Porque NO, no se nace guapo (ni feo). Aunque sí es cierto que se puede nacer más o menos deformado, por razones genéticas o de parto. Pero, si las normas sociales imperantes en el ecosistema donde naces valorasen mejor la deformidad, entonces la cosa sería muy diferente. No olvidemos que para todo hay una primera vez. Y en un mundo, que ama lo deforme, el Apolo de Belvedere o la Venus de Milo serían declarados feos oficiales. Aunque la Venus podría ganar algunos punto, debido a que le faltan los antebrazos.
Esta pasión por «lo guapo» es uno de los genes sociales más profundos y persistentes que tiene el imaginario colectivo del planeta Tierra. Aunque realmente es un constructo social, que, por incidir en nuestro comportamiento social, podemos llamarle gen social. Y considerarlo negativo, si nos aferramos a él, olvidando que pertenece al «mundo europeo», debido a su transmisión a través de la cultura grecolatina. No podemos hacerlo un gen social global.
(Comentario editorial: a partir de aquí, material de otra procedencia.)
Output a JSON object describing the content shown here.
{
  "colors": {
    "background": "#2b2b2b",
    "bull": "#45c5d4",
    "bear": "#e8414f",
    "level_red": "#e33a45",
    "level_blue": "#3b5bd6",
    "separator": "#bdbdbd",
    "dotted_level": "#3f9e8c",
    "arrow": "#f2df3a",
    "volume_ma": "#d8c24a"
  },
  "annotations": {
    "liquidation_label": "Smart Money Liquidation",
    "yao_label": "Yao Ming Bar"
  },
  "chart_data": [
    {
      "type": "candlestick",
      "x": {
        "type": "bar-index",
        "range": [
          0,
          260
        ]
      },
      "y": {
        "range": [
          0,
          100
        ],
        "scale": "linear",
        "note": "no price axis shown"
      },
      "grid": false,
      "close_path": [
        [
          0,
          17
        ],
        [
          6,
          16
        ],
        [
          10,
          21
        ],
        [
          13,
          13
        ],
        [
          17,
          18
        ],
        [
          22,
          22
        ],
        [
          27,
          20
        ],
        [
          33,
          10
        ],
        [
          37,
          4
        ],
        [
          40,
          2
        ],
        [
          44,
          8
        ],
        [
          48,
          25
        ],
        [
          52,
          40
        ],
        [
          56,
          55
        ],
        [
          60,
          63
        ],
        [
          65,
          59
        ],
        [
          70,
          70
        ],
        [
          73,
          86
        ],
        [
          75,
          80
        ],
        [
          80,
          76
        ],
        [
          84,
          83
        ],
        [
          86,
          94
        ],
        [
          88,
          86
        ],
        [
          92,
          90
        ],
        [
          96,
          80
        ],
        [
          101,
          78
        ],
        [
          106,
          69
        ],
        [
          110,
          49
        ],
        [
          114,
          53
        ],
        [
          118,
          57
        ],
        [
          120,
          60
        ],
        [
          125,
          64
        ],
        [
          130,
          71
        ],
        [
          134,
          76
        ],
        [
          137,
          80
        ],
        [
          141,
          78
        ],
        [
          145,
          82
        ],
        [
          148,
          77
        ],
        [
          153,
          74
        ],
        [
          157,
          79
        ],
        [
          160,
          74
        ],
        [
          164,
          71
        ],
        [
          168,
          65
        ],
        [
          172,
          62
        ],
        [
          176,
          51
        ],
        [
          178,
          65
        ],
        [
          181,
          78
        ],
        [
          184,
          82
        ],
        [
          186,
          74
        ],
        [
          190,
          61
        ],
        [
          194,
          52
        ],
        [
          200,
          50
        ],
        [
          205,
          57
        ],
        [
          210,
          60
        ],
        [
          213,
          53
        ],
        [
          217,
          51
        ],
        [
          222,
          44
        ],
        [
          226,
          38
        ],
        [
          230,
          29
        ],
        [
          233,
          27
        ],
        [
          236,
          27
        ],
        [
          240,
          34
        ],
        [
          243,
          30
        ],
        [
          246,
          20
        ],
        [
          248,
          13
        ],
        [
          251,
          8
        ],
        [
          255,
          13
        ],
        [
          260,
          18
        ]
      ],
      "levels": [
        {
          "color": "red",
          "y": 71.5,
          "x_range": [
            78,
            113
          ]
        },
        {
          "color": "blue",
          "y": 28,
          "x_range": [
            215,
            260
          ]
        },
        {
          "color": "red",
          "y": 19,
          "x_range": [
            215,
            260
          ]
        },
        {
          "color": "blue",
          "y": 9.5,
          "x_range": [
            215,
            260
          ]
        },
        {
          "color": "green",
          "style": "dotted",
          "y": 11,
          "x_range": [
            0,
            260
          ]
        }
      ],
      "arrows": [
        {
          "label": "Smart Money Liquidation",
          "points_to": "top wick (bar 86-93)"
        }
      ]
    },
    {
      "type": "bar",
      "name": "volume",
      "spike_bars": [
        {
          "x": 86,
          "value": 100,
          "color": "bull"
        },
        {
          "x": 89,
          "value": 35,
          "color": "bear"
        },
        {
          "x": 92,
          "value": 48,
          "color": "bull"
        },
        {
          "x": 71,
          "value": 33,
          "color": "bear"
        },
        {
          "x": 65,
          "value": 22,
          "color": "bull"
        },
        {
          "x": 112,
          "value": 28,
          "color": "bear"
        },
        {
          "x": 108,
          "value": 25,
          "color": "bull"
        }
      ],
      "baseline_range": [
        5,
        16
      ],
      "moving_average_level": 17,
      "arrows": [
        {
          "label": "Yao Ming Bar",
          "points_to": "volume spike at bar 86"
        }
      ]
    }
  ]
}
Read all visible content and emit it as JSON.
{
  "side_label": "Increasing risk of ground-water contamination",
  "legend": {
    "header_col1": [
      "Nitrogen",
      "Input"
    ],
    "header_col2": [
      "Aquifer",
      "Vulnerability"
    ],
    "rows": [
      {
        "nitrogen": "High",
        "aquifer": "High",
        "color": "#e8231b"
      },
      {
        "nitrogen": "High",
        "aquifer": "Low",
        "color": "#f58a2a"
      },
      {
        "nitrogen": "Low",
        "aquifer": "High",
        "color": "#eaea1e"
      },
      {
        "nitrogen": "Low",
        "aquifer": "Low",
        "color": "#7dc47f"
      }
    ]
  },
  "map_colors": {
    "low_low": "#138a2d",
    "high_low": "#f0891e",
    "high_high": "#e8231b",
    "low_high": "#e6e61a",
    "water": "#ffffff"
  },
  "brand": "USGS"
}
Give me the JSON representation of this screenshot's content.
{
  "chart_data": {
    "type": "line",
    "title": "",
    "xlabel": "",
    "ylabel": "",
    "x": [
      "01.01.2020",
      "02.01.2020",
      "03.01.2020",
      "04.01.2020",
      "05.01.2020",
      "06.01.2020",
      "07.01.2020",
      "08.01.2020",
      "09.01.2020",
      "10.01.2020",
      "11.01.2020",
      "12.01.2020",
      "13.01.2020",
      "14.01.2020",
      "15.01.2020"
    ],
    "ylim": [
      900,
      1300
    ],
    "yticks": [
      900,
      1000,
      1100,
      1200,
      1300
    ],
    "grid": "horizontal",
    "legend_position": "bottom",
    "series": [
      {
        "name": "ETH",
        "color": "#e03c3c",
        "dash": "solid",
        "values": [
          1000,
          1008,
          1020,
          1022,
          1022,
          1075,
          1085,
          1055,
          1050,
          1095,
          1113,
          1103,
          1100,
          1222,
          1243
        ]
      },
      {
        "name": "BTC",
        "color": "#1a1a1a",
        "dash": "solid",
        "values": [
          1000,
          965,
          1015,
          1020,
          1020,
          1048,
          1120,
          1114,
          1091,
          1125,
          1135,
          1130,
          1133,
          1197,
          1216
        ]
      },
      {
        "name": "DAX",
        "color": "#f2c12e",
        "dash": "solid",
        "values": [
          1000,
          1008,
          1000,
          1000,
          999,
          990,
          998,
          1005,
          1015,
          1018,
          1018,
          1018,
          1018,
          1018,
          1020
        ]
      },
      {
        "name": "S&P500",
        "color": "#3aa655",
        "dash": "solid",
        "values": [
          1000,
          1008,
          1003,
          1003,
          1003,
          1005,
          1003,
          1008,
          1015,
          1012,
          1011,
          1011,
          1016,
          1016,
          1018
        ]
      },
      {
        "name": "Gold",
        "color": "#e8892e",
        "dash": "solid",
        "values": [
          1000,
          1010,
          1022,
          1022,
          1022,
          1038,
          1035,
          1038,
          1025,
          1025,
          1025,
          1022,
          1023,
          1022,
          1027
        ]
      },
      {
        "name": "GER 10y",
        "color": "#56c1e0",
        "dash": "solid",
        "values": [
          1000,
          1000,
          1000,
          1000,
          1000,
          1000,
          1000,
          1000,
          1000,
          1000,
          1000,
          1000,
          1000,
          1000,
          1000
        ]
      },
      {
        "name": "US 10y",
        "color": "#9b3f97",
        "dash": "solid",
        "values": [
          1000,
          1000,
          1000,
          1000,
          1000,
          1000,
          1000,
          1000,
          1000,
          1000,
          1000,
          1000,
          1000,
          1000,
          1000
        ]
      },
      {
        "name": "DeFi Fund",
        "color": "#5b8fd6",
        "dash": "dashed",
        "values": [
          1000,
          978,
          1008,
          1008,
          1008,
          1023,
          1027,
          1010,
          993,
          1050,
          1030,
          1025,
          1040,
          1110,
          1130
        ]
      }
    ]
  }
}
Rubens también tenía su opinión.
Y podemos aprovechar esta entrada en el mundo macho, para hacer ver como incluso el mismo gen social no actúa de la misma forma en el macho que en la hembra. Hay un gen social negativo que ridiculiza la enfermiza persecución femenina por una belleza extrema. Además de que se vende que es para agradar al macho (otro gen social negativo que porta el macho como síndrome directo y la hembra como síndrome indirecto). Pero, por otro lado, no se quiere reconocer que ese tipo de gen (ansiar ser guapo según cánones sociales) también lo lleva injertado el macho, y aún peor : bastante agudizado, aunque, eso sí, más oculto.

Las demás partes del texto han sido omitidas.